Ze względu na pandemię tegoroczne święta Bożego Narodzenia będą wyjątkowo oszczędne. Polacy wydadzą średnio nieco ponad 744 zł, czyli ponad połowę mniej niż w 2019 roku – wynika z badania Barometr Providenta. Prezentów pod choinką spodziewa się zaledwie 62 proc. osób, a zamiast osobistych podarunków najchętniej przyjęlibyśmy pieniądze. Większość Polaków sfinansuje świąteczne wydatki z bieżących dochodów. Co trzeci sięgnie po oszczędności.
Z tegorocznymi świętami Bożego Narodzenia wiąże się wiele niewiadomych. Możliwe, że ze względu na obostrzenia związane z sytuacją epidemiologiczną z części tradycji, np. ze spotkań w dużym gronie rodzinnym, trzeba będzie zrezygnować. Tę niepewność widać także w deklaracjach dotyczących wydatków świątecznych.
– Pandemia i niepokój, który w nas wzbudza, powodują, że planujemy dość oszczędnie podejść do świątecznych wydatków. W tym roku Polacy deklarują, że średnio na gospodarstwo domowe wydadzą ok. 700 zł. To kwota o tysiąc złotych niższa niż w ubiegłym roku – mówi Karolina Łuczak, rzeczniczka Provident Polska.

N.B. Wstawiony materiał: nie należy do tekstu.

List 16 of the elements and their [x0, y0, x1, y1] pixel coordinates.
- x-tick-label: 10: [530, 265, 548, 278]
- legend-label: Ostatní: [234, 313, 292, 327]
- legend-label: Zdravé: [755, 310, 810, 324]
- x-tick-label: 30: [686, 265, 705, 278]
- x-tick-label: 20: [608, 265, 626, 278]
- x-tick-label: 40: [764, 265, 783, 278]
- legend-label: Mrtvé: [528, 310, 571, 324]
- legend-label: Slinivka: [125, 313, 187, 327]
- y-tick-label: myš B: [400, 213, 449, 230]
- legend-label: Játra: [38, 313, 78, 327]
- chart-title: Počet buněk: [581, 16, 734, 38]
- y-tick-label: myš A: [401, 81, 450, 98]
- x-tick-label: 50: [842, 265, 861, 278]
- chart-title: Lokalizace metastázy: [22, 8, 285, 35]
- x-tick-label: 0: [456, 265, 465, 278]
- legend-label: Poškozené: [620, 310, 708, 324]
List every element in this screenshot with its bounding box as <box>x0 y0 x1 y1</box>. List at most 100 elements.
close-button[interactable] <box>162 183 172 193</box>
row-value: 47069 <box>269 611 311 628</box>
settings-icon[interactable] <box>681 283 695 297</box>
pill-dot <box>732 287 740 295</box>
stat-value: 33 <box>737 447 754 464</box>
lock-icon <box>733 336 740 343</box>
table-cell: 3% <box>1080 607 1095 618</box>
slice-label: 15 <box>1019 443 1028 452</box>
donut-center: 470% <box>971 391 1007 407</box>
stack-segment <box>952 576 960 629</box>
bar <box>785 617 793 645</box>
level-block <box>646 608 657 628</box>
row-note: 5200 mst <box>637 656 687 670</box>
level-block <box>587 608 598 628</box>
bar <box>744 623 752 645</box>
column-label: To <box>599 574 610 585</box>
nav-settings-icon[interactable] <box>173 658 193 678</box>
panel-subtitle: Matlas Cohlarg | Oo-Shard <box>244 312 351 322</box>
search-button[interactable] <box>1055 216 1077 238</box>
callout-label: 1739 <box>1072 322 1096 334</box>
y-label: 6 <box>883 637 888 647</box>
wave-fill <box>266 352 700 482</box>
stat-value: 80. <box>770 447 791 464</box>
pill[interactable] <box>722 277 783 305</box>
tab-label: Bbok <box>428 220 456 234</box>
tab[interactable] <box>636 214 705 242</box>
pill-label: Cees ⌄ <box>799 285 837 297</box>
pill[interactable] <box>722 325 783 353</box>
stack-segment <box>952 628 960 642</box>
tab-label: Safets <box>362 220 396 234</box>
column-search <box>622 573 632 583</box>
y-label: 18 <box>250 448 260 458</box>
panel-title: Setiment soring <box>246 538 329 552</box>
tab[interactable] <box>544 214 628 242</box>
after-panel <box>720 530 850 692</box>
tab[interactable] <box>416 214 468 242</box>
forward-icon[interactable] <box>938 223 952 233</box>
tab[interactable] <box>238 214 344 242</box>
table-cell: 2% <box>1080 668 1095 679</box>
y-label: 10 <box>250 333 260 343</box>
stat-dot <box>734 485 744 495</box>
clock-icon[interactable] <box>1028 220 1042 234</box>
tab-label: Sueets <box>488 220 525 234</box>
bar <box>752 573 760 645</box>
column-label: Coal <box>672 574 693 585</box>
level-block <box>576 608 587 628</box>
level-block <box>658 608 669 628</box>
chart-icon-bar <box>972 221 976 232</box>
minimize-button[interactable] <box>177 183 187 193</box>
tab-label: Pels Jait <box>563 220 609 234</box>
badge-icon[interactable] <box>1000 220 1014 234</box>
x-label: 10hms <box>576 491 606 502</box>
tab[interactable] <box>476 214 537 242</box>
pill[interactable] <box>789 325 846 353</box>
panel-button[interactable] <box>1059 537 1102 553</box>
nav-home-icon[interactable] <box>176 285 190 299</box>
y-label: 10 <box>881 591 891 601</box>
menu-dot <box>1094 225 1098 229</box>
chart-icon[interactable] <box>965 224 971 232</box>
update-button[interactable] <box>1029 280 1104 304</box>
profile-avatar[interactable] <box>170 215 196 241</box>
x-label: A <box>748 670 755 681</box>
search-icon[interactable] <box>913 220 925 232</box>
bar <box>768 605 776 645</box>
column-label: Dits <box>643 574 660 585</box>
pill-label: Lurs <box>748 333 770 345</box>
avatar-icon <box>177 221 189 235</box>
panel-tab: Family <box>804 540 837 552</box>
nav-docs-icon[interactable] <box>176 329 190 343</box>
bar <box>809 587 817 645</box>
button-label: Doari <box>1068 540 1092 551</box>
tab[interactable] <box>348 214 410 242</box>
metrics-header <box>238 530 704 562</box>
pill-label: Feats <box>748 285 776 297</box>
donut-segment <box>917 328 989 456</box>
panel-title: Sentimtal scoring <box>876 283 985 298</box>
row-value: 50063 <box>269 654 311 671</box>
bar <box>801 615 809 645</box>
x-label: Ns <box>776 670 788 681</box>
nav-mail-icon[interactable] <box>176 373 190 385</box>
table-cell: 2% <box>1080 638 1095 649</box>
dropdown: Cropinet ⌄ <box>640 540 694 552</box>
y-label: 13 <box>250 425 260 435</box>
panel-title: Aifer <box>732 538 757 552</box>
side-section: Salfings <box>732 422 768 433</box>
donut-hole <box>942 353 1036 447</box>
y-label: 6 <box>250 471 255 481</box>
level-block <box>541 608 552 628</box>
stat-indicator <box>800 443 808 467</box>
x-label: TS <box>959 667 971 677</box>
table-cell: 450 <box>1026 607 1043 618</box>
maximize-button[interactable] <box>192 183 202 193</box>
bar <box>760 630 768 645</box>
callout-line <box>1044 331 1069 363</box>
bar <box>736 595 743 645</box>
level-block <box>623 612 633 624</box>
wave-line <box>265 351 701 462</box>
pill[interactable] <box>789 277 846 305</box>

Z cyklicznego badania Barometr Providenta wynika, że oszczędniej do organizacji świąt podejdą kobiety. W ich deklaracjach średnia kwota, którą zamierzają przeznaczyć na ten cel, to 727 zł, podczas gdy u mężczyzn jest to średnio ponad 760 zł.
Wydatki świąteczne w dużym stopniu zależą od wieku. Najwięcej, bo ok. 800 zł, na Boże Narodzenie wydadzą osoby w wieku 35–49 lat. Najmłodsi, do 24 lat, deklarują zaś kwotę ok. 600 zł.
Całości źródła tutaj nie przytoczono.